Dipimpin Ketua Majelis Hakim Riyadi Sunindyo F SH dalam persidangan yang tengah bergulir di PN Sleman, Herry Robert dijerat pasal tunggal 378 KUHP oleh JPU Bambang Wiwono SH dari Kejati DIY. Menurut keterangan Bambang pada Fajar Rianto dari FAKTA, Herry Robert didakwa telah melakukan penipuan di mana ketika ketemu dan meminjam uang pada Liana Janti Latif tahun 2010 lalu, terdakwa menjanjikan dalam waktu tiga bulan uang tersebut akan dikembalikan dengan iming-iming fee sebesar Rp 100 juta, serta jaminan empat Sertifikat Tanah. Korban tergerak hatinya kemudian memberi uang melalui saksi Agus Halim. Namun sampai waktu yang dijanjikan ternyata hal tersebut hanya janji belaka. Sertifikat tanah tidak bisa dibalik nama,  bahkan Herry Robert kemudian menghilang tak tentu rimbanya.

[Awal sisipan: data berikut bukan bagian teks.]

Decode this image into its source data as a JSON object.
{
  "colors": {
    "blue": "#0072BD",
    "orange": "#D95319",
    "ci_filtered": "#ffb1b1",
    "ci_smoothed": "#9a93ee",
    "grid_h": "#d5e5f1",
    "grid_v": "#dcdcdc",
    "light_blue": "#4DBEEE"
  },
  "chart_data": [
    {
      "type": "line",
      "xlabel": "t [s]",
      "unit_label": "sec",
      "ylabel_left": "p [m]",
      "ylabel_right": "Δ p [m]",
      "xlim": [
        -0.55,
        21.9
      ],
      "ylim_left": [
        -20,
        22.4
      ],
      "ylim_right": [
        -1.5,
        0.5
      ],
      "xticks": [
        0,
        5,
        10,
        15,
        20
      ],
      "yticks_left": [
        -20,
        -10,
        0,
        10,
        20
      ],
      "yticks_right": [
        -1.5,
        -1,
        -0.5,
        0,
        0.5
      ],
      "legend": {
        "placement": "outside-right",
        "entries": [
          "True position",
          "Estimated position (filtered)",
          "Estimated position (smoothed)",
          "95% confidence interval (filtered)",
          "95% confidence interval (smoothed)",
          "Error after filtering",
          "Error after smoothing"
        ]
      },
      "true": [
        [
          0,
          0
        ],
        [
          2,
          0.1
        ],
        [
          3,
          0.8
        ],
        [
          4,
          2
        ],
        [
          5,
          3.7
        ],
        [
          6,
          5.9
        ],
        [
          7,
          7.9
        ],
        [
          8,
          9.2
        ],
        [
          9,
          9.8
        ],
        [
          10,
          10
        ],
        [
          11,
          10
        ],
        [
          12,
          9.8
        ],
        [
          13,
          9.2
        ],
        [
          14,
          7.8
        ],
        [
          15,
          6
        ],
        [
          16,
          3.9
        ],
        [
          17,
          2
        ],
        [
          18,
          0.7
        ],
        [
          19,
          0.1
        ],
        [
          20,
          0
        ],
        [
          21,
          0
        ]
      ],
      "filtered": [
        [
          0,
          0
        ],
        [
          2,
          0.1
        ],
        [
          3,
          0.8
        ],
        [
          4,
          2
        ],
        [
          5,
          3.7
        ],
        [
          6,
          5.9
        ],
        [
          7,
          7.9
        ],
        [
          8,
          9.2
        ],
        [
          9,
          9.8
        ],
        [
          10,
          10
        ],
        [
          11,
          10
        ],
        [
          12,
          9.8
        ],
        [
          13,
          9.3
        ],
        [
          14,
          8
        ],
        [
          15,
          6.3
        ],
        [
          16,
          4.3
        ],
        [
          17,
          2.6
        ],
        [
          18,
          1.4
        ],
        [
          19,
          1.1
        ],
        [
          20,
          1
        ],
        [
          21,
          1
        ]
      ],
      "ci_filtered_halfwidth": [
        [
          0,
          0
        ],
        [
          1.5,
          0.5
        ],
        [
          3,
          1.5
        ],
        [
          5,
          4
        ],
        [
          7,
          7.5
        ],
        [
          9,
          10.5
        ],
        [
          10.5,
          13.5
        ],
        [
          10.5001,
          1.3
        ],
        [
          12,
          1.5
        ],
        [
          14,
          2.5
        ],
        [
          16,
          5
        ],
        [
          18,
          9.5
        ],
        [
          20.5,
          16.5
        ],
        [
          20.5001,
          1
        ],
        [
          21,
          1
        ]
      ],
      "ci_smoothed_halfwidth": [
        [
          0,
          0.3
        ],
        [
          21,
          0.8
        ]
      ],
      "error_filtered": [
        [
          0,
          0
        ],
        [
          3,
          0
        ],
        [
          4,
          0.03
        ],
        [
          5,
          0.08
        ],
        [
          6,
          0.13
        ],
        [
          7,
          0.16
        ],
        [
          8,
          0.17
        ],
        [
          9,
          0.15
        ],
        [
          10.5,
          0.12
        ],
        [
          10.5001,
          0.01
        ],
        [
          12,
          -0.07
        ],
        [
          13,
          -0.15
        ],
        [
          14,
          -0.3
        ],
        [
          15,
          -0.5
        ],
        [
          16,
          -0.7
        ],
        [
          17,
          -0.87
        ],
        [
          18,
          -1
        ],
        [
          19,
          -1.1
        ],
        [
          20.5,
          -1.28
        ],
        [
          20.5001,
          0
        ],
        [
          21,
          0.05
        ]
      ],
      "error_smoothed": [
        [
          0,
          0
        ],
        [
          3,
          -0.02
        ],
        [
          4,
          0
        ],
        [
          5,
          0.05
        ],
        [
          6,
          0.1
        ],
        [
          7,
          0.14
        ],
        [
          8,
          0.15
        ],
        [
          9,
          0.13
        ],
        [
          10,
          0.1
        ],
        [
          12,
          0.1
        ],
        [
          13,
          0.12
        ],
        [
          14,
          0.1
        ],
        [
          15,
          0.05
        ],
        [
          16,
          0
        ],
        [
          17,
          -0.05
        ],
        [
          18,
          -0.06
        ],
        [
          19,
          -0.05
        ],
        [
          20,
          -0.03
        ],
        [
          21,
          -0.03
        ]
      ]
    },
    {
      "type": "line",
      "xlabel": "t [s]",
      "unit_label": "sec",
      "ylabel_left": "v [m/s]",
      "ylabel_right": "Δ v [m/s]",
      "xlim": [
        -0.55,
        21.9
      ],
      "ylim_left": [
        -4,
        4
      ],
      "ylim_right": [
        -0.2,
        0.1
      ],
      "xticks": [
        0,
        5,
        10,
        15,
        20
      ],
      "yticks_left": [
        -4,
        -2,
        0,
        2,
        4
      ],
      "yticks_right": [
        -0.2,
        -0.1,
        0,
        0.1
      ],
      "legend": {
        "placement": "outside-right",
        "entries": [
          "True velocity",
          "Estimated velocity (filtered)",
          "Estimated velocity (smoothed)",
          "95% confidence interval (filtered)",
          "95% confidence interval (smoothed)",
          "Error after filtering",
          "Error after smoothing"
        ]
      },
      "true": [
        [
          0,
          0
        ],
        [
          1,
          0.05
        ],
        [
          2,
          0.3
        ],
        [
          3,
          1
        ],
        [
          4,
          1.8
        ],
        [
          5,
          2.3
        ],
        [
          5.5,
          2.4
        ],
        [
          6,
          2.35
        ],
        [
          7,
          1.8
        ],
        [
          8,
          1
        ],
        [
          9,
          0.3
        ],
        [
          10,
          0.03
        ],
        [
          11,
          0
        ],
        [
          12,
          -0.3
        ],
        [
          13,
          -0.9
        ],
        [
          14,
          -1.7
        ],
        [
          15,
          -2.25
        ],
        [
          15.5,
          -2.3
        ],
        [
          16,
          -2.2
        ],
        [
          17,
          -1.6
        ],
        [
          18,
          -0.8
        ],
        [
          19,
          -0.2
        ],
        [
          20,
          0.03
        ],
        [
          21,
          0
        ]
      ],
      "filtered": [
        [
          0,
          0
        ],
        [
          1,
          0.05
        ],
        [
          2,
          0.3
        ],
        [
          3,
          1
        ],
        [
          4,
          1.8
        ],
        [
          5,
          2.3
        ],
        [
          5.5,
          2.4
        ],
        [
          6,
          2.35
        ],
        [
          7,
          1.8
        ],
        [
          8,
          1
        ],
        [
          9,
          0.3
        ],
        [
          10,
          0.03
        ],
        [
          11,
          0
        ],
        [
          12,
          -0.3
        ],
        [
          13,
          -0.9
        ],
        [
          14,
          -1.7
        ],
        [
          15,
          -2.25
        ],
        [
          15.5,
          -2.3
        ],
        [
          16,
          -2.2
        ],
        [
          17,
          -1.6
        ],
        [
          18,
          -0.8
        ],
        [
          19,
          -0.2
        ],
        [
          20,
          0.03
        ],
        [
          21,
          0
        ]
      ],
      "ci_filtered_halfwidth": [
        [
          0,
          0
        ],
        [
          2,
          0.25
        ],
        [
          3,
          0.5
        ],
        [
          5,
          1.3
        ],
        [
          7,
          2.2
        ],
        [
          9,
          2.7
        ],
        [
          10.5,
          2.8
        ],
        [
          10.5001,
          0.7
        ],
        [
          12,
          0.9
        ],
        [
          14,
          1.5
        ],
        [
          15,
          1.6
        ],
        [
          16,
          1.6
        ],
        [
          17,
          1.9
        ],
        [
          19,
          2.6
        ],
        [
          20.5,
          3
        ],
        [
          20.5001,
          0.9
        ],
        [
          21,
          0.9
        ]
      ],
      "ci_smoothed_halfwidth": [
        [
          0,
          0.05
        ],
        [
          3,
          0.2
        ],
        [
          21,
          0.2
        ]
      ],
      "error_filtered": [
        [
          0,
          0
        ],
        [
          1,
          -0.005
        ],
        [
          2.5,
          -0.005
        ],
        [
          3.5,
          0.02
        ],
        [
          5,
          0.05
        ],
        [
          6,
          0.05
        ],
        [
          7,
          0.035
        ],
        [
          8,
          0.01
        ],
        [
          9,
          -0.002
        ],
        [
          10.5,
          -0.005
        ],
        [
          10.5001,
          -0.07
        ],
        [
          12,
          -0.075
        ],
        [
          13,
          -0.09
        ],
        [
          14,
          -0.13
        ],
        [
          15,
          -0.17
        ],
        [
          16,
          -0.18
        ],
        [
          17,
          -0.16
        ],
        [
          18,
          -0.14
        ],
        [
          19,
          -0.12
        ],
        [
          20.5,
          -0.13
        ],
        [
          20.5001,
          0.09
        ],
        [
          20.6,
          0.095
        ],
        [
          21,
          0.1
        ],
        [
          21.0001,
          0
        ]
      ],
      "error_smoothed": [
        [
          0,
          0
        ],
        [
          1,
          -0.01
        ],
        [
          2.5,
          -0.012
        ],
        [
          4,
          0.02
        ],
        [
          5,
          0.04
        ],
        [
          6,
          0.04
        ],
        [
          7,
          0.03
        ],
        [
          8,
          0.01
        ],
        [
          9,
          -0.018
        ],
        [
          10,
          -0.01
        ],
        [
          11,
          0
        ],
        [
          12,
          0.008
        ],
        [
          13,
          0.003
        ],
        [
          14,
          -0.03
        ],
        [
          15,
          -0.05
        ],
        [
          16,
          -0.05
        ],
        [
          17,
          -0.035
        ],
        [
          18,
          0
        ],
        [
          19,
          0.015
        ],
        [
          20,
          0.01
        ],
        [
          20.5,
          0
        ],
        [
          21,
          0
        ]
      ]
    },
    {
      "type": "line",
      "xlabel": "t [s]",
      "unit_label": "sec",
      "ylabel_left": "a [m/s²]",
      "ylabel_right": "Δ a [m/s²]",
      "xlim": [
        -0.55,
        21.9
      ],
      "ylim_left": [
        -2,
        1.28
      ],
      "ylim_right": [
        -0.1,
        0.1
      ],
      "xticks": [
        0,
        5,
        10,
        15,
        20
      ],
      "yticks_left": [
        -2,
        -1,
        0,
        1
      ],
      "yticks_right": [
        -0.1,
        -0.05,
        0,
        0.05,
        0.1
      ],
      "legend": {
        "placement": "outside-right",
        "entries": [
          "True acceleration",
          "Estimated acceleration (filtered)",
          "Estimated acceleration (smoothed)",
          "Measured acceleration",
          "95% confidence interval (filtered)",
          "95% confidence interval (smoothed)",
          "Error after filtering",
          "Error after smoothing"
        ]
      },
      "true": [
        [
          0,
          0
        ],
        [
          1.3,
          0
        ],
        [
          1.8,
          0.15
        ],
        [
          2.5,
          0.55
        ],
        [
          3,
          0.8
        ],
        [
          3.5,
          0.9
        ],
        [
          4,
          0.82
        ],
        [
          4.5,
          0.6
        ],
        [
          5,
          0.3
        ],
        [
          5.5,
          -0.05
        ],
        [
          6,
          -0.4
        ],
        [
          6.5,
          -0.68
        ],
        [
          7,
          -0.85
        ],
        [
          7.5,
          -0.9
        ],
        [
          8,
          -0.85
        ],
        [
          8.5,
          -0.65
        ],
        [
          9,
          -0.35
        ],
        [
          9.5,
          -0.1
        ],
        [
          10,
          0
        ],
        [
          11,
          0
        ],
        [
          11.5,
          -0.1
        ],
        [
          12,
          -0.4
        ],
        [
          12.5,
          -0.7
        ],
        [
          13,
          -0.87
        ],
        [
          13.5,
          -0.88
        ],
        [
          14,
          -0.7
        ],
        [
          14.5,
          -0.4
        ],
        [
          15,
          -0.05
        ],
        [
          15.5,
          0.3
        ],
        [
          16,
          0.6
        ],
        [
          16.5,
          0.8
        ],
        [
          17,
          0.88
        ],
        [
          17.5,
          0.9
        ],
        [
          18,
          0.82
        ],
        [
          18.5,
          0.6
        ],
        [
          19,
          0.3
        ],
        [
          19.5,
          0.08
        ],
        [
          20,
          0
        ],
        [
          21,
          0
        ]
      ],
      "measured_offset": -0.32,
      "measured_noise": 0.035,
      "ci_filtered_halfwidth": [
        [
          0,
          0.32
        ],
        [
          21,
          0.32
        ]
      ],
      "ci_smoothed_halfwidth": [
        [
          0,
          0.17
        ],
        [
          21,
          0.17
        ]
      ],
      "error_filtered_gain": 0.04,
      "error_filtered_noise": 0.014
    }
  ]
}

Memasuki persidangan kedua di PN Sleman (6/2) agenda saksi menghadirkan saksi korban Liana Janti Latif, dan dua saksi lainya yaitu Ebben Esser dan Agus Prananta Halim. Keterangan saksi korban Liana Janti Latif antara lain menyatakan sejak Herry meminjam uang darinya sebesar Rp 1,1 M tersebut yang bersangkutan kemudian susah dihubungi lagi. Sempat ketemu 2 tahun kemudian namun lagi-lagi Herry hanya memberi janji dan kembali menghilang begitu saja ketika akan diminta untuk membalik nama sertifikat yang jadi jaminannya. Karenanya perkara tersebut kemudian dilaporkan ke Polda DIY dan baru setelah empat tahunan sejak Surat Pengakuan Hutang dibuat Herry akhirnya bisa ditangkap.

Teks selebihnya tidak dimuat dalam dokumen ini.